I've been away for 1 weeks plus to learn from master chef. Gladly received few emails from Hankerie's fans, questioning why there are no updates recently. Thanks all and I shall post my learning experiences with Master Chef  next few days. Now, back to normal routine - fun in baking

This is my new creation after getting such a good response of my Japanese Hokkaido Cake. Thanks to all my Singapore friends who providing me the candid feedback since end of last year. Since it was raspberries season in Australia these few months, I've bought quite a few punnets to invent few different bakes. Indeed, this is the best combination of it. Since fresh raspberries are quite sour naturally, I've added it into this Hokkaido Cupcakes which brings a little bit sweeter. At first, I'm worry to bake the fresh raspberries since they're so fragile. Once you touch it, it breaks easily. Wonder how it turns out after baked, surprisingly it turns out great after baked - just like blueberries! Juicy but still taste sour.

Hankerie's new creation - Raspberries Hokkaido Cupcakes


Prior baking, put some fresh raspberries on top of the Hokkaido Cupcakes batter.

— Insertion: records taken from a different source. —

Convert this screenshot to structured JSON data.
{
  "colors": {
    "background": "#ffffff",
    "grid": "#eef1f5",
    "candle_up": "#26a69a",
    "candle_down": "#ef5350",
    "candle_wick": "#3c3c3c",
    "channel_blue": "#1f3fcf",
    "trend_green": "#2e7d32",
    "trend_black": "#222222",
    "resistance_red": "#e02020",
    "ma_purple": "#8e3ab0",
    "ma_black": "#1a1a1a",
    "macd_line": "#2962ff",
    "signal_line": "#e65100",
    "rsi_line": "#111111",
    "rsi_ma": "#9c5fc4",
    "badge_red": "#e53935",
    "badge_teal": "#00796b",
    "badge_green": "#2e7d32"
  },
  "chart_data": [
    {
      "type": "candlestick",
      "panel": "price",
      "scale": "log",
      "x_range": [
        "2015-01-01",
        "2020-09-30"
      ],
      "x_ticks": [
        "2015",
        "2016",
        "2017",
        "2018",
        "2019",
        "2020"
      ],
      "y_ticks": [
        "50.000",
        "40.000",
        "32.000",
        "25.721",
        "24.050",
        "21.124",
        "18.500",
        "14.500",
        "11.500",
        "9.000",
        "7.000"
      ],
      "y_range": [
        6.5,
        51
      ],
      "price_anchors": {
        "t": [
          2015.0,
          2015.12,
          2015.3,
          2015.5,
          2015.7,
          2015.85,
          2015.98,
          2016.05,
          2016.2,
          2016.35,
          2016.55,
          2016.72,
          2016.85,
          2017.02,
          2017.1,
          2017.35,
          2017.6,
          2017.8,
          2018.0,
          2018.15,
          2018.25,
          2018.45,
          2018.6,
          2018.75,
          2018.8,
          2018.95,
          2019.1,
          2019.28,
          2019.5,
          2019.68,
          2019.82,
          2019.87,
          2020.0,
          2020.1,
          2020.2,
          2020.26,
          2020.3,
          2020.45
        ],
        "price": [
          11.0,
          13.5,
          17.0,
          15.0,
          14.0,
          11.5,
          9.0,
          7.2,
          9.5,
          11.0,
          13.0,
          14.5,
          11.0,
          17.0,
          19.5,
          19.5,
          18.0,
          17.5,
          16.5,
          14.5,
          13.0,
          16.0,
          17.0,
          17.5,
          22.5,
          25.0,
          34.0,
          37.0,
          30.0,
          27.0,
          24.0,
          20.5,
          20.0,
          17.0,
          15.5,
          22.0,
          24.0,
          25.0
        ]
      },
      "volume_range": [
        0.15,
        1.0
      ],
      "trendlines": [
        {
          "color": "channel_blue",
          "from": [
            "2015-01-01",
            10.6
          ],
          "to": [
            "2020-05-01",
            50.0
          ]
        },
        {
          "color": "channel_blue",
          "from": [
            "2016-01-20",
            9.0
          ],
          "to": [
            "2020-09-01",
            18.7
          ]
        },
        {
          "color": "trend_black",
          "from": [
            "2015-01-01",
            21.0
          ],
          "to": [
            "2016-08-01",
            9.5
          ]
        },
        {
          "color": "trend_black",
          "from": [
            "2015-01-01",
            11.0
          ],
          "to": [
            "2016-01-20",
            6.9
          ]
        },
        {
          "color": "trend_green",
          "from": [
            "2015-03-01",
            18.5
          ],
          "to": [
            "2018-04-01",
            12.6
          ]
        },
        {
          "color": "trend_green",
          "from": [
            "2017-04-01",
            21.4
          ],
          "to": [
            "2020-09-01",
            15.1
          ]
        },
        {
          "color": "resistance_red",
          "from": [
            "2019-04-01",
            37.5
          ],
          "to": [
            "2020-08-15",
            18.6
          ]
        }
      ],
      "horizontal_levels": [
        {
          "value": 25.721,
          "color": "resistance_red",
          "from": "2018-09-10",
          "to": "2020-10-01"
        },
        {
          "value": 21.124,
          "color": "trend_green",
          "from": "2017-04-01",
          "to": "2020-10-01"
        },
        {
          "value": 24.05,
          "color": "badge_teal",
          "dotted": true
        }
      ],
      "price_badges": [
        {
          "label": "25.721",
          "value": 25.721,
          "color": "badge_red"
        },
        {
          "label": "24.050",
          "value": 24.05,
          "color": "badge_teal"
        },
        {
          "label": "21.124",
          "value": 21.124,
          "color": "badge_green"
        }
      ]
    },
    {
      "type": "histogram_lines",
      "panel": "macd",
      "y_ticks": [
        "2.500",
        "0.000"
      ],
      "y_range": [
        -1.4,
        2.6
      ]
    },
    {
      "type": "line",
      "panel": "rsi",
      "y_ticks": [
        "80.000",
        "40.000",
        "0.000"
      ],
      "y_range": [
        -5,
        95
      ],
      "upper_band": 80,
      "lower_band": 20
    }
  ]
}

Bake for 10 minutes. It will sink into the middle part of cupcakes as fillings. Once baked, garnish it with one fresh raspberries before serving.

Comments

Unknown said…
Hi,

Was browsing on the net searching for Hokkaido Cake recipes and was directed to ur website.

Can I know if it is possible to substitute the vegetable oil with butter (melted)?
Hankerie said…
@ Beverly Ng: Hi, thanks for dropping by. Sure, you can substitute with canola oil or peanut oil.